Let's prove this by contradiction. Assume that there exists some $\{p_n\}\subset \mathbb{R}$ such that $p_n$ decreases strictly to $1$ and such that there is an $f_n\in S$ such that $p_n = \sup\{p > 1 : f_n\in L^p([0, 1])\}$. Without loss of generality, let $\|f_n\|_{L^1([0, 1])} = 1$ and $f_n(x)\geq 0$ for all $x\in [0, 1]$ and $n\in \mathbb{N}$. Note that as $[0, 1]$ is a finite measure space, $L^q([0, 1])\subset L^p([0, 1])$ for all $1\leq p < q$. Then, consider $f(x) := \sum_{n=1}^{\infty} 2^{-n}f_n(x)$ ($f(x)$ may be infinite at some points $x\in [0, 1]$).

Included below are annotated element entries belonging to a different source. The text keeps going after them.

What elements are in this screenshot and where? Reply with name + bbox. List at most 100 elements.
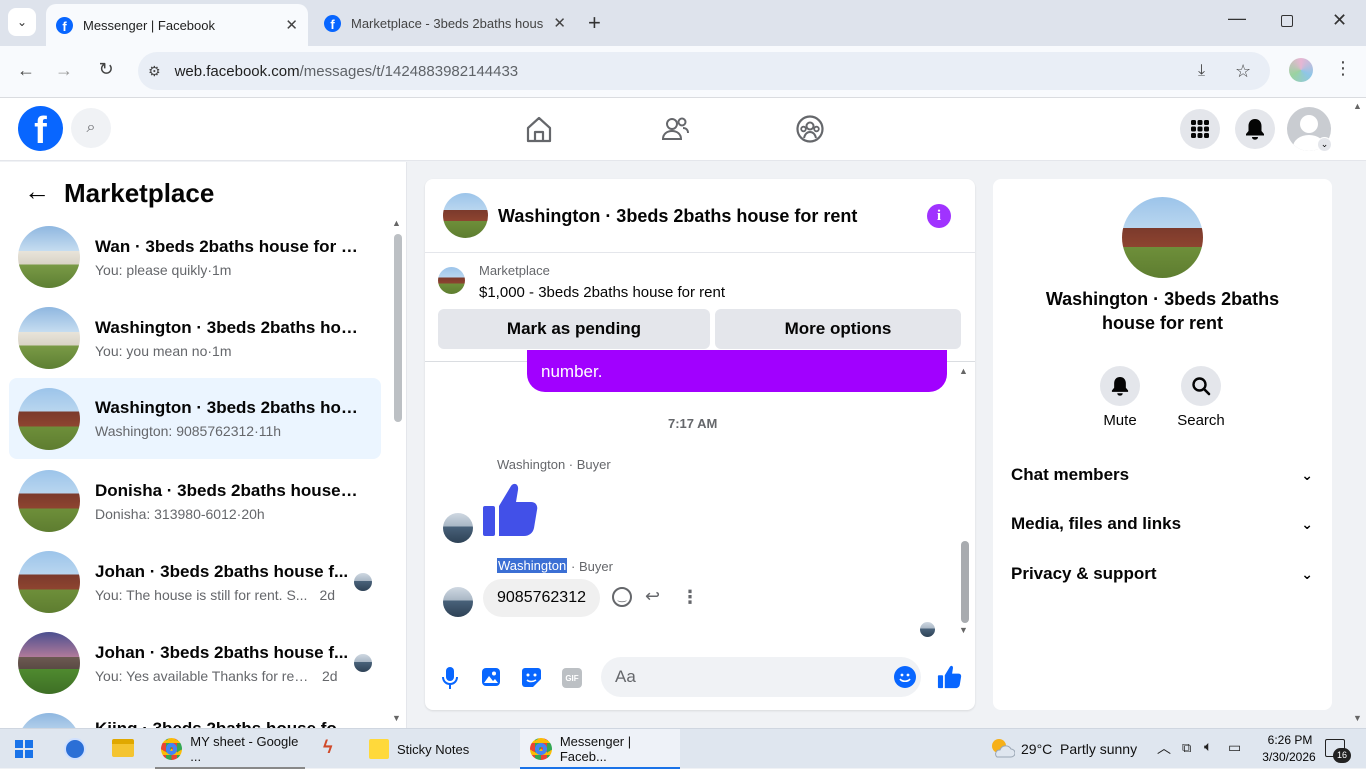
browser-tab-bar: ⌄ f Messenger | Facebook ✕ f Marketplace…: [0, 0, 1366, 46]
listing-thumbnail: [18, 713, 80, 728]
browser-menu-icon[interactable]: ⋮: [1334, 58, 1352, 79]
forward-icon[interactable]: →: [49, 60, 79, 81]
notifications-button[interactable]: [1235, 109, 1275, 149]
send-like-icon[interactable]: [937, 665, 962, 694]
back-icon[interactable]: ←: [11, 60, 41, 81]
conversation-item[interactable]: Wan · 3beds 2baths house for re... You: …: [9, 218, 381, 296]
scroll-up-icon[interactable]: ▲: [392, 218, 401, 228]
weather-icon[interactable]: [989, 737, 1016, 759]
listing-text[interactable]: $1,000 - 3beds 2baths house for rent: [479, 284, 725, 301]
menu-grid-button[interactable]: [1180, 109, 1220, 149]
taskbar-item-label: Messenger | Faceb...: [559, 734, 632, 764]
thumbs-up-sticker-icon[interactable]: [481, 482, 539, 538]
back-arrow-icon[interactable]: ←: [24, 176, 50, 207]
listing-thumbnail: [18, 226, 80, 288]
site-info-icon[interactable]: ⚙: [148, 63, 161, 80]
profile-photo[interactable]: [1122, 197, 1203, 278]
tab-marketplace[interactable]: f Marketplace - 3beds 2baths house for r…: [314, 6, 576, 40]
bookmark-star-icon[interactable]: ☆: [1235, 61, 1251, 82]
conversation-item[interactable]: Washington · 3beds 2baths hou... You: yo…: [9, 299, 381, 377]
volume-icon[interactable]: 🔈︎: [1204, 738, 1212, 755]
mute-button[interactable]: [1100, 366, 1140, 406]
chat-scroll-down-icon[interactable]: ▼: [959, 625, 968, 635]
sidebar-scrollbar[interactable]: [394, 234, 402, 422]
conversation-title: Kiing · 3beds 2baths house for r...: [95, 719, 360, 728]
chevron-down-icon: ⌄: [1301, 515, 1313, 532]
more-options-button[interactable]: More options: [715, 309, 961, 349]
message-input[interactable]: Aa: [601, 657, 921, 697]
taskbar-item-chrome-sheet[interactable]: MY sheet - Google ...: [155, 729, 305, 769]
microphone-icon[interactable]: [441, 666, 459, 695]
conversation-item[interactable]: Johan · 3beds 2baths house f... You: The…: [9, 543, 381, 621]
url-path: /messages/t/1424883982144433: [299, 62, 519, 80]
close-tab-icon[interactable]: ✕: [285, 16, 298, 34]
conversation-item[interactable]: Kiing · 3beds 2baths house for r...: [9, 705, 381, 728]
sender-avatar[interactable]: [443, 587, 473, 617]
account-chevron-icon[interactable]: ⌄: [1317, 137, 1332, 152]
home-icon[interactable]: [524, 114, 554, 144]
display-icon[interactable]: ▭: [1228, 739, 1241, 756]
scroll-down-icon[interactable]: ▼: [392, 713, 401, 723]
info-icon[interactable]: i: [927, 204, 951, 228]
chat-members-section[interactable]: Chat members ⌄: [1011, 465, 1313, 485]
tray-chevron-icon[interactable]: ︿: [1157, 738, 1171, 758]
conversation-item[interactable]: Donisha · 3beds 2baths house f... Donish…: [9, 462, 381, 540]
section-label: Privacy & support: [1011, 564, 1157, 583]
network-icon[interactable]: ⧉: [1182, 740, 1191, 756]
message-input-placeholder: Aa: [615, 667, 636, 686]
clock-date[interactable]: 3/30/2026: [1256, 750, 1322, 764]
close-tab-icon[interactable]: ✕: [553, 14, 566, 32]
restore-icon[interactable]: [1281, 15, 1293, 27]
conversation-item[interactable]: Johan · 3beds 2baths house f... You: Yes…: [9, 624, 381, 702]
tab-search-button[interactable]: ⌄: [8, 8, 36, 36]
tab-messenger[interactable]: f Messenger | Facebook ✕: [46, 4, 308, 46]
chat-scroll-up-icon[interactable]: ▲: [959, 366, 968, 376]
search-label: Search: [1177, 412, 1225, 429]
taskbar-item-messenger[interactable]: Messenger | Faceb...: [520, 729, 680, 769]
friends-icon[interactable]: [660, 114, 690, 144]
page-scroll-down-icon[interactable]: ▼: [1353, 713, 1362, 723]
reload-icon[interactable]: ↻: [91, 59, 121, 80]
sender-name: Washington · Buyer: [497, 457, 611, 472]
sender-avatar[interactable]: [443, 513, 473, 543]
privacy-support-section[interactable]: Privacy & support ⌄: [1011, 564, 1313, 584]
media-files-links-section[interactable]: Media, files and links ⌄: [1011, 514, 1313, 534]
facebook-logo[interactable]: f: [18, 106, 63, 151]
sticker-icon[interactable]: [521, 667, 542, 693]
search-conversation-button[interactable]: [1181, 366, 1221, 406]
file-explorer-icon[interactable]: [112, 739, 134, 757]
minimize-icon[interactable]: —: [1228, 8, 1246, 29]
search-button[interactable]: ⌕: [71, 108, 111, 148]
conversation-time: 2d: [322, 667, 338, 684]
chat-avatar[interactable]: [443, 193, 488, 238]
react-emoji-icon[interactable]: ‿: [612, 587, 632, 607]
seen-avatar: [354, 573, 372, 591]
mark-as-pending-button[interactable]: Mark as pending: [438, 309, 710, 349]
close-window-icon[interactable]: ✕: [1332, 10, 1347, 31]
message-bubble-sent[interactable]: number.: [527, 350, 947, 392]
groups-icon[interactable]: [795, 114, 825, 144]
photo-icon[interactable]: [481, 667, 501, 692]
reply-icon[interactable]: ↩: [645, 586, 660, 607]
weather-text[interactable]: 29°C Partly sunny: [1021, 729, 1137, 769]
chat-scrollbar[interactable]: [961, 541, 969, 623]
message-bubble-received[interactable]: 9085762312: [483, 579, 600, 617]
taskbar-item-sticky-notes[interactable]: Sticky Notes: [365, 729, 515, 769]
clock-time[interactable]: 6:26 PM: [1260, 733, 1320, 747]
page-scroll-up-icon[interactable]: ▲: [1353, 101, 1362, 111]
search-icon: [1192, 377, 1211, 396]
profile-icon[interactable]: [1289, 58, 1313, 82]
windows-start-icon[interactable]: [15, 740, 33, 758]
new-tab-icon[interactable]: +: [588, 10, 601, 36]
paint-app-icon[interactable]: ϟ: [323, 737, 345, 761]
conversation-item-selected[interactable]: Washington · 3beds 2baths hou... Washing…: [9, 378, 381, 459]
install-app-icon[interactable]: ⤓: [1198, 62, 1205, 80]
more-message-options-icon[interactable]: ⋮: [681, 587, 699, 608]
address-bar[interactable]: ⚙ web.facebook.com/messages/t/1424883982…: [138, 52, 1270, 90]
emoji-icon[interactable]: [894, 666, 916, 688]
chat-title[interactable]: Washington · 3beds 2baths house for rent: [498, 206, 857, 227]
bell-icon: [1246, 119, 1264, 140]
chat-panel: Washington · 3beds 2baths house for rent…: [425, 179, 975, 710]
vpn-app-icon[interactable]: [64, 738, 86, 760]
conversation-preview: Donisha: 313980-6012: [95, 505, 237, 522]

We have by Lebesgue's monotone convergence theorem that $$\|f\|_{L^1([0, 1])} = \lim_{N\to \infty} \left\|\sum_{n=1}^N 2^{-n}f_n\right\|_{L^1([0, 1])} = \lim_{N\to \infty} \sum_{n=1}^N 2^{-n} = 1$$ Furthermore, $$f(x)\geq \sum_{n=1}^N 2^{-n}f_n(x)\geq 2^{-N}f_N(x)$$ for all $N$, so given any $p > 1$, we let $N$ be such that $p_N < p$. We then have that $$\|f\|_{L^p([0, 1])}\geq 2^{-N}\|f_N\|_{L^p([0, 1])} = \infty$$ Therefore, $f\notin L^p([0, 1])$ for any $p > 1$, which contradicts our precondition on $S$. Thus, there is no sequence $\{p_n\}\subset \mathbb{R}$ such that $p_n$ decreases strictly to $1$ and such that there is an $f_n\in S$ such that $p_n = \sup\{p > 1 : f_n\in L^p([0, 1])\}$. This implies that there is some $p > 1$ such that for all $f\in S$, $f\in L^p([0, 1])$ (as otherwise, we could construct a sequence $\{p_n\}$ as above). Therefore, $S\subset L^p([0, 1])$.

Answer 2

Consider the subspace generated by $f_p(x)=\frac{1}{x^{2/p}}$ for $p=2,3,4,...$.

This space cannot be contained in a single $L^p$.